Sites / Services round table:

  • NDGF: Close to the end of an FTS update. Also added a disk to cope with future numbers of FTS log files following the large number (1 million logs from 600000 transfers) seen over the weekend.

  • NL-T1: Restarting after the SARA maintenance led to two problems - the reboot of the ATLAS LFC got stuck and the FTS version was accidentally upgraded to version 2.2 but has now been returned to 2.1. At NIKHEF the bdii migration to a 64-bit platform is completed as are the kernel upgrades and the torque upgrade is ongoing.

  • GridPP: The London Royal Holloway Tier-2 (ATLAS and CMS) will be in extended downtime for the next 4 weeks.

  • BNL (email report): Unable to attend due to overlapping meeting but no particular issues.

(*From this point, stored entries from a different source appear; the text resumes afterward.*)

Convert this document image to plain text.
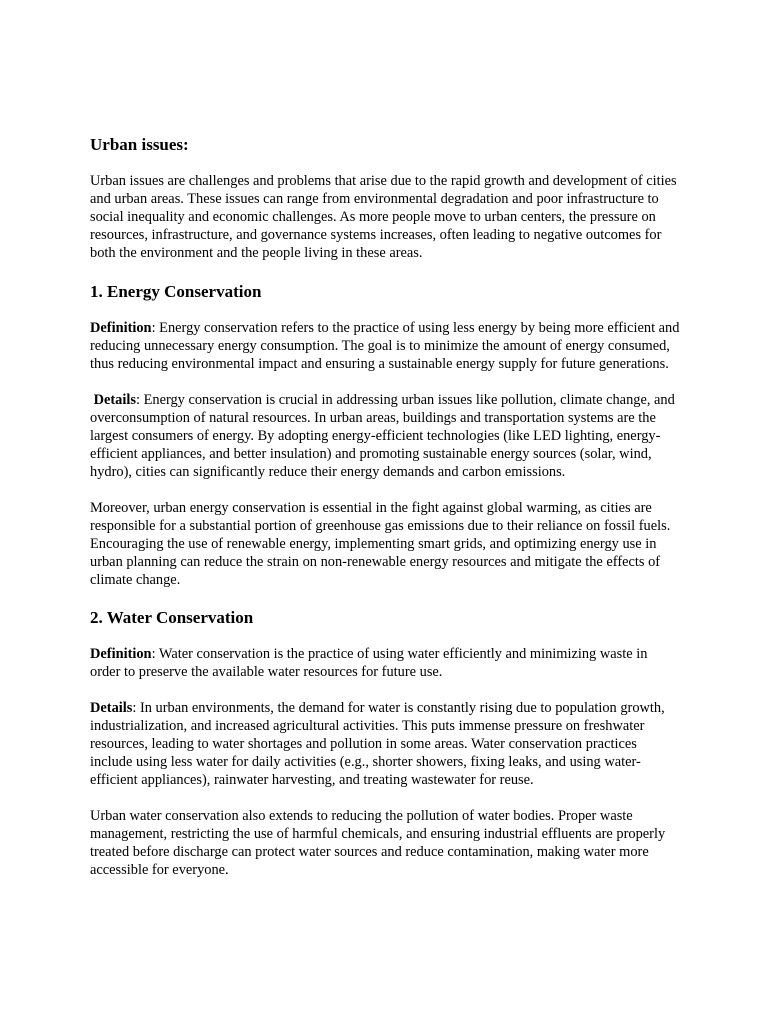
Urban issues:

Urban issues are challenges and problems that arise due to the rapid growth and development of cities and urban areas. These issues can range from environmental degradation and poor infrastructure to social inequality and economic challenges. As more people move to urban centers, the pressure on resources, infrastructure, and governance systems increases, often leading to negative outcomes for both the environment and the people living in these areas.

1. Energy Conservation

Definition: Energy conservation refers to the practice of using less energy by being more efficient and reducing unnecessary energy consumption. The goal is to minimize the amount of energy consumed, thus reducing environmental impact and ensuring a sustainable energy supply for future generations.

Details: Energy conservation is crucial in addressing urban issues like pollution, climate change, and overconsumption of natural resources. In urban areas, buildings and transportation systems are the largest consumers of energy. By adopting energy-efficient technologies (like LED lighting, energy-efficient appliances, and better insulation) and promoting sustainable energy sources (solar, wind, hydro), cities can significantly reduce their energy demands and carbon emissions.

Moreover, urban energy conservation is essential in the fight against global warming, as cities are responsible for a substantial portion of greenhouse gas emissions due to their reliance on fossil fuels. Encouraging the use of renewable energy, implementing smart grids, and optimizing energy use in urban planning can reduce the strain on non-renewable energy resources and mitigate the effects of climate change.

2. Water Conservation

Definition: Water conservation is the practice of using water efficiently and minimizing waste in order to preserve the available water resources for future use.

Details: In urban environments, the demand for water is constantly rising due to population growth, industrialization, and increased agricultural activities. This puts immense pressure on freshwater resources, leading to water shortages and pollution in some areas. Water conservation practices include using less water for daily activities (e.g., shorter showers, fixing leaks, and using water-efficient appliances), rainwater harvesting, and treating wastewater for reuse.

Urban water conservation also extends to reducing the pollution of water bodies. Proper waste management, restricting the use of harmful chemicals, and ensuring industrial effluents are properly treated before discharge can protect water sources and reduce contamination, making water more accessible for everyone.
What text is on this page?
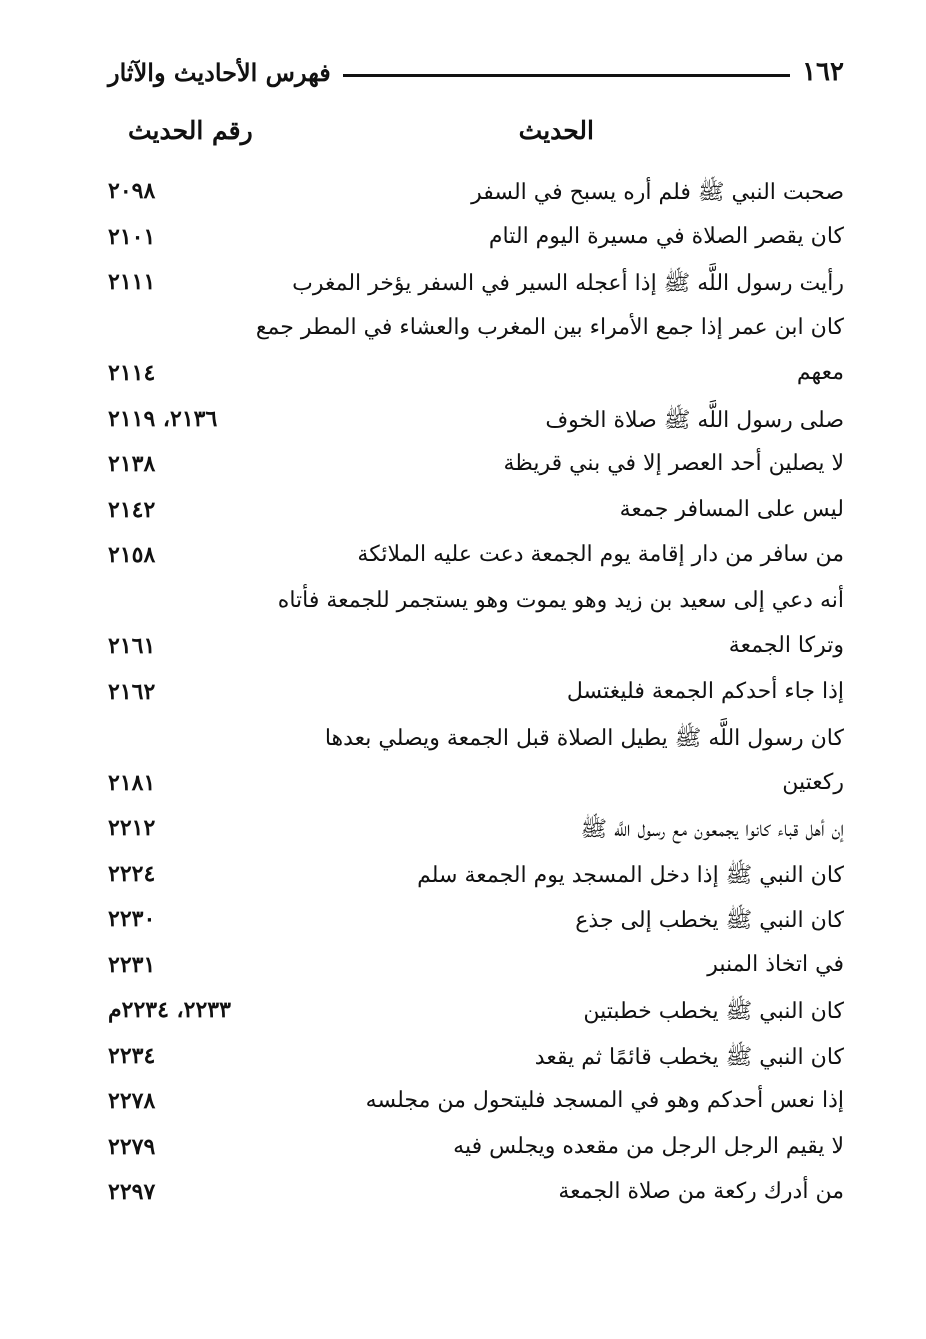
١٦٢
فهرس الأحاديث والآثار
الحديث
رقم الحديث
صحبت النبي ﷺ فلم أره يسبح في السفر
٢٠٩٨
كان يقصر الصلاة في مسيرة اليوم التام
٢١٠١
رأيت رسول اللَّه ﷺ إذا أعجله السير في السفر يؤخر المغرب
٢١١١
كان ابن عمر إذا جمع الأمراء بين المغرب والعشاء في المطر جمع
معهم
٢١١٤
صلى رسول اللَّه ﷺ صلاة الخوف
٢١٣٦، ٢١١٩
لا يصلين أحد العصر إلا في بني قريظة
٢١٣٨
ليس على المسافر جمعة
٢١٤٢
من سافر من دار إقامة يوم الجمعة دعت عليه الملائكة
٢١٥٨
أنه دعي إلى سعيد بن زيد وهو يموت وهو يستجمر للجمعة فأتاه
وتركا الجمعة
٢١٦١
إذا جاء أحدكم الجمعة فليغتسل
٢١٦٢
كان رسول اللَّه ﷺ يطيل الصلاة قبل الجمعة ويصلي بعدها
ركعتين
٢١٨١
إن أهل قباء كانوا يجمعون مع رسول اللَّه ﷺ
٢٢١٢
كان النبي ﷺ إذا دخل المسجد يوم الجمعة سلم
٢٢٢٤
كان النبي ﷺ يخطب إلى جذع
٢٢٣٠
في اتخاذ المنبر
٢٢٣١
كان النبي ﷺ يخطب خطبتين
٢٢٣٣، ٢٢٣٤م
كان النبي ﷺ يخطب قائمًا ثم يقعد
٢٢٣٤
إذا نعس أحدكم وهو في المسجد فليتحول من مجلسه
٢٢٧٨
لا يقيم الرجل الرجل من مقعده ويجلس فيه
٢٢٧٩
من أدرك ركعة من صلاة الجمعة
٢٢٩٧
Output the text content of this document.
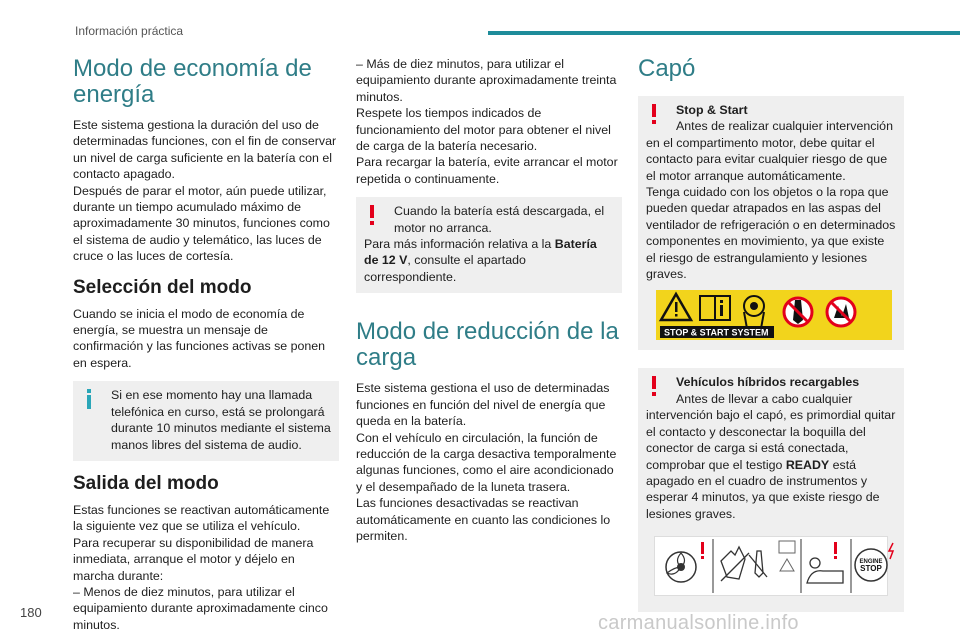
Información práctica
Modo de economía de energía

Este sistema gestiona la duración del uso de determinadas funciones, con el fin de conservar un nivel de carga suficiente en la batería con el contacto apagado.

Después de parar el motor, aún puede utilizar, durante un tiempo acumulado máximo de aproximadamente 30 minutos, funciones como el sistema de audio y telemático, las luces de cruce o las luces de cortesía.

Selección del modo

Cuando se inicia el modo de economía de energía, se muestra un mensaje de confirmación y las funciones activas se ponen en espera.

Si en ese momento hay una llamada telefónica en curso, está se prolongará durante 10 minutos mediante el sistema manos libres del sistema de audio.

Salida del modo

Estas funciones se reactivan automáticamente la siguiente vez que se utiliza el vehículo.

Para recuperar su disponibilidad de manera inmediata, arranque el motor y déjelo en marcha durante:

– Menos de diez minutos, para utilizar el equipamiento durante aproximadamente cinco minutos.

– Más de diez minutos, para utilizar el equipamiento durante aproximadamente treinta minutos.

Respete los tiempos indicados de funcionamiento del motor para obtener el nivel de carga de la batería necesario.

Para recargar la batería, evite arrancar el motor repetida o continuamente.

Cuando la batería está descargada, el motor no arranca.

Para más información relativa a la Batería de 12 V, consulte el apartado correspondiente.

Modo de reducción de la carga

Este sistema gestiona el uso de determinadas funciones en función del nivel de energía que queda en la batería.

Con el vehículo en circulación, la función de reducción de la carga desactiva temporalmente algunas funciones, como el aire acondicionado y el desempañado de la luneta trasera.

Las funciones desactivadas se reactivan automáticamente en cuanto las condiciones lo permiten.

Capó

Stop & Start

Antes de realizar cualquier intervención en el compartimento motor, debe quitar el contacto para evitar cualquier riesgo de que el motor arranque automáticamente.

Tenga cuidado con los objetos o la ropa que pueden quedar atrapados en las aspas del ventilador de refrigeración o en determinados componentes en movimiento, ya que existe el riesgo de estrangulamiento y lesiones graves.

STOP & START SYSTEM

Vehículos híbridos recargables

Antes de llevar a cabo cualquier intervención bajo el capó, es primordial quitar el contacto y desconectar la boquilla del conector de carga si está conectada, comprobar que el testigo READY está apagado en el cuadro de instrumentos y esperar 4 minutos, ya que existe riesgo de lesiones graves.

ENGINE
STOP
180	carmanualsonline.info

  • ASGC: Following the power surge event yesterday we found the srm transfer efficiency reduced to 60-70% only. It affects atlas production transfers and cms also observe the instability of srm transfers today. Since yesterday, we are able to fix: * direct file i/o able to complete shortly. * scheduling problem also have been fixed after restarting the rm master, and also job manager after force killing the ipc processes. * confirm the full func of stager and also rh service. * we found that the SRM has sent the request and it was received by the rhserver but never picked up by the stager. * have recompute the stats yesterday. * now we reduce the stage timeout to 90s, and remain the same at 180s for file transfer for srm timeout.

AOB:

Wednesday

Attendance: local(Jaroslava, Harry(chair), Nicolo, Jamie, MariaG, Jean-Philippe, TimurS, Simone, Dirk, Steve, Denise, Eduardo, Patricia, Roberto, MariaD, Miguel);remote(Angela(KIT), Ginzalo(PIC), Ron(NL-T1), Gang+Jason(ASGC), John(RAL), Rolf(IN2P3), Jens(NDGF)).

Experiments round table:

  • ATLAS reports - Nothing to report today.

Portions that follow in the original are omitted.